Sharon Dunn – The Greeley Tribune – January 13, 2017
Bobbie Burke looked out her front window in west Greeley on Wednesday morning and saw an almost unbelievable sight.
A drilling rig — in her neighborhood. Upon closer inspection, the rig towered 60 to 70 feet in the air in a resident’s front yard in the Highland Park West subdivision near 54th Avenue and 26th Street.
“It’s a little strange looking at this out your front window,” said Burke, who lives on 56th Avenue.
Aren’t there supposed to be rules against drilling in a neighborhood, she wondered? And in someone’s front yard?
She and others quickly grew angry.
But this rig is doing anything but drilling for oil. It’s there for one of the most unique circumstances oilman Craig Rasmuson has ever encountered.
Rasmuson, executive vice president of business development at Synergy Resources, is leading his crews to cap a well drilled in 1963 that never produced.
“This is an extremely unique situation to find a well that, lo and behold, was built over,” Rasmuson said. “It was just an open field back in 1963, and it had a house built on it in 1988, and it has had numerous owners. There’s no record of it in the title. I don’t know how that was missed.”
Synergy has plans to drill 20 wells in this area in the next year, a good $100 million investment.

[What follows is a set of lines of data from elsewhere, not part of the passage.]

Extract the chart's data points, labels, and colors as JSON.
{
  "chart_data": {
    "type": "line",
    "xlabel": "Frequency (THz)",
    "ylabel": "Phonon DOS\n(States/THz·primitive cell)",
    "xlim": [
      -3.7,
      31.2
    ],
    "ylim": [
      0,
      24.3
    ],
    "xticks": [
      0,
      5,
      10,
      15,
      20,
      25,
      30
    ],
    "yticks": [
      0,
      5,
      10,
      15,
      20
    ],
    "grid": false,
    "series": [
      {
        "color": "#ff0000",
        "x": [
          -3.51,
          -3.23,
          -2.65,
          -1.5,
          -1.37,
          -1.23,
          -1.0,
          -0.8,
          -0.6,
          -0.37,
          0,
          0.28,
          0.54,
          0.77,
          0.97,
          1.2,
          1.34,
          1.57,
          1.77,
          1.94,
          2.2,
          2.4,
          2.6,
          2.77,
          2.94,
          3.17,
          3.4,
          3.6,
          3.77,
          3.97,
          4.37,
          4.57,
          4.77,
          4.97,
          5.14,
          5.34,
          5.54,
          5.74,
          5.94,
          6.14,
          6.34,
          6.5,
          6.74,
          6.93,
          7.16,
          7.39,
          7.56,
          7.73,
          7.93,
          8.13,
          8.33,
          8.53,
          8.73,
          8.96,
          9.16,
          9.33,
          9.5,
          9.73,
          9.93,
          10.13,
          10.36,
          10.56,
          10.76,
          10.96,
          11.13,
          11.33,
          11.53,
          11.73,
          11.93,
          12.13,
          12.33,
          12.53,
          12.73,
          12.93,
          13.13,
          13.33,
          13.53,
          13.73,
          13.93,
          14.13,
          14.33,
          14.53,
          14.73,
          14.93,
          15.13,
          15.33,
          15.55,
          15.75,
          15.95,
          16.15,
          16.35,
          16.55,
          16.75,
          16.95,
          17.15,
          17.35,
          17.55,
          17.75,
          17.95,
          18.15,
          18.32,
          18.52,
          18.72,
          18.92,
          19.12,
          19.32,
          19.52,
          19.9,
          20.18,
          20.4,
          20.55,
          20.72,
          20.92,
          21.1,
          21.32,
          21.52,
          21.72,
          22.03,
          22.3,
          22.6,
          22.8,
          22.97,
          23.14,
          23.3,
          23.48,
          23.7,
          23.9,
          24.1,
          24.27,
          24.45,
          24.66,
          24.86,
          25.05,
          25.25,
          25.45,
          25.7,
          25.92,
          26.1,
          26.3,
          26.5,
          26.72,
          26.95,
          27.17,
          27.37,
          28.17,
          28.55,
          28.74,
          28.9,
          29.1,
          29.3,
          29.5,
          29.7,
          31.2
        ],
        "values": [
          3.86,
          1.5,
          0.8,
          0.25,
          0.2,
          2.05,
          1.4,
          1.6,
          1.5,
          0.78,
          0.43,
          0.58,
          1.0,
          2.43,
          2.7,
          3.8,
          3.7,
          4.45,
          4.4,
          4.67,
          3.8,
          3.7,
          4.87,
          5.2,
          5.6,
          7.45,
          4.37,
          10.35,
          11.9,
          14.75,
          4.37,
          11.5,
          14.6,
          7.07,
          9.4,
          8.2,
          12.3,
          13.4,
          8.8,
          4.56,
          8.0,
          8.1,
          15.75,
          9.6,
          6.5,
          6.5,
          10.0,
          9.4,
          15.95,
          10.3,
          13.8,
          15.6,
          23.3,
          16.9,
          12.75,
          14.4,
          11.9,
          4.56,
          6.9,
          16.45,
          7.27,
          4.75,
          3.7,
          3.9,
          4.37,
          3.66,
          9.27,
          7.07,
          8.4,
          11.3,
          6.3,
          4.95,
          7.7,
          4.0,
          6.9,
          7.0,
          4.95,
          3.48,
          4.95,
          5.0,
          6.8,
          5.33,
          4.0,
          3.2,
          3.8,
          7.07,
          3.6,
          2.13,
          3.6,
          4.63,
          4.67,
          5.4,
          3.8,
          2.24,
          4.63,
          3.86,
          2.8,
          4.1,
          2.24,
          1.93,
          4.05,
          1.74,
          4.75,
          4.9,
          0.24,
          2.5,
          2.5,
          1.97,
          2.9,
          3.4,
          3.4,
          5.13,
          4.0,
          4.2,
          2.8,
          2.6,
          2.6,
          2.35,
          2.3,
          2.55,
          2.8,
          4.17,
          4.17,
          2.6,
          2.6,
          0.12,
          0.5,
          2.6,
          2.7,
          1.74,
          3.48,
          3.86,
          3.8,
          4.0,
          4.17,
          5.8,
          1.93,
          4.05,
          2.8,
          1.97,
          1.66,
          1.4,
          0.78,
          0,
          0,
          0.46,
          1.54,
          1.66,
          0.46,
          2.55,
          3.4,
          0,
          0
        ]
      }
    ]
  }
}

Its plans are to drill the wells as what the industry calls “long laterals,” meaning the company will stage drilling equipment up to 2.5 miles away from the site to meet required setbacks of at least 500 feet in a residential neighborhood.
This abandoned well would put a wrinkle in that plan if they didn’t do something.
“There is no risk to it sitting there as it was,” Rasmuson explained. “The concern is when we do future development in proximity of that old well, that could compromise it.”